Sean Kelly sean at f4.ca
Mon Feb 12 08:50:35 PST 2007


Robby wrote:
> 
> To play devils advocate for a bit:
> 
> There are several scenarios where writing procs would seem kinda over 
> the top, I mean, mysql handles itself quite well in performance 
> benchmarks (not saying it's the best) while going for years not 
> implementing them, you can even go as far to say that while they're 
> enabled they're not there by default (MyISAM is the default and doesn't 
> have procs?) and considering how many 'big' sites have mysql implemented 
>  at some level it would be fair to say that procs is not the only way to 
> go.

Fair enough.  I'll admit that the performance demands of many websites 
simply aren't at the level I'm accustomed to, but I'd think the impact 
on maintenance would still be a factor.  However, I guess this is where 
middleware and code generation come in.

> So there's causes and cases for both concerns, RoR seems to only work 
> with the 'no procs, I'll control my domain logic', there may be other 
> implementations that sees procs and views as something that is first 
> class I'm not sure.
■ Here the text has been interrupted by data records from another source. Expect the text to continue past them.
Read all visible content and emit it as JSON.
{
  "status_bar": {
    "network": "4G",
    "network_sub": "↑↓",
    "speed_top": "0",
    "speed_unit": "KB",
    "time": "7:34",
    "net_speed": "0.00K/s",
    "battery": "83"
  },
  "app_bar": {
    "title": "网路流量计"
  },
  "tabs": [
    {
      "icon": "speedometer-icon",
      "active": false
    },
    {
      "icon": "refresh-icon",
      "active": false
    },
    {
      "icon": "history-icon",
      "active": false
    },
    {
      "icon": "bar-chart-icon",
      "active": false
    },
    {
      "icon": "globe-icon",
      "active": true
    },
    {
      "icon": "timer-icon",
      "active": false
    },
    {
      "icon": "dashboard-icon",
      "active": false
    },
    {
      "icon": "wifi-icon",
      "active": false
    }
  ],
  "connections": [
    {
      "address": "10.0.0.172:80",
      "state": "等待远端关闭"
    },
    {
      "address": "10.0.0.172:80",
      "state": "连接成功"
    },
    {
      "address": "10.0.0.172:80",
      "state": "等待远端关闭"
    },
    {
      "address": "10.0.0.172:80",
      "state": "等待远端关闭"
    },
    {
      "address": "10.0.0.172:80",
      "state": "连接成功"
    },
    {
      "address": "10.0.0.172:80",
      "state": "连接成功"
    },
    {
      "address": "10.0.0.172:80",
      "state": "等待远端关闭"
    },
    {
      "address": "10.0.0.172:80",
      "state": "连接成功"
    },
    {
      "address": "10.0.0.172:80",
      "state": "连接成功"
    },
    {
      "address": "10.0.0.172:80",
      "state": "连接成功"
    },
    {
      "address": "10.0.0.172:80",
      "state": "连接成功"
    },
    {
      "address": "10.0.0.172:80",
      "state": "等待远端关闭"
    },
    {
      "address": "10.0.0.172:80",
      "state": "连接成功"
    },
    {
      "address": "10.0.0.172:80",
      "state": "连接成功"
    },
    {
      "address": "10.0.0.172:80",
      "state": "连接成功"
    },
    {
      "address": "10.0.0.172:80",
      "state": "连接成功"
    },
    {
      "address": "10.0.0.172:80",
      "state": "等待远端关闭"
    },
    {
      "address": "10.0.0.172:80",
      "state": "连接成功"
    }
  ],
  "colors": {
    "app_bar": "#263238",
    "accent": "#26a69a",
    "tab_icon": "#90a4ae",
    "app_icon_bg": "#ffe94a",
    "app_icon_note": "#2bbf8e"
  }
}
D from a performance and expressive standpoint could 
> implement both. It's possible and should be considered.

Good to know that RoR does indeed generate inline SQL as I suspected.

> Another post mentions something about injects and if RoR handles it, it 
> does. There are conventions built in to sanitize arguments going in to 
> prevent such things.

Yup.  And I'll admit that dynamically generated queries can be very 
useful for some situations.  I suppose I just haven't been involved in 
developing products where this was the most appropriate way to go.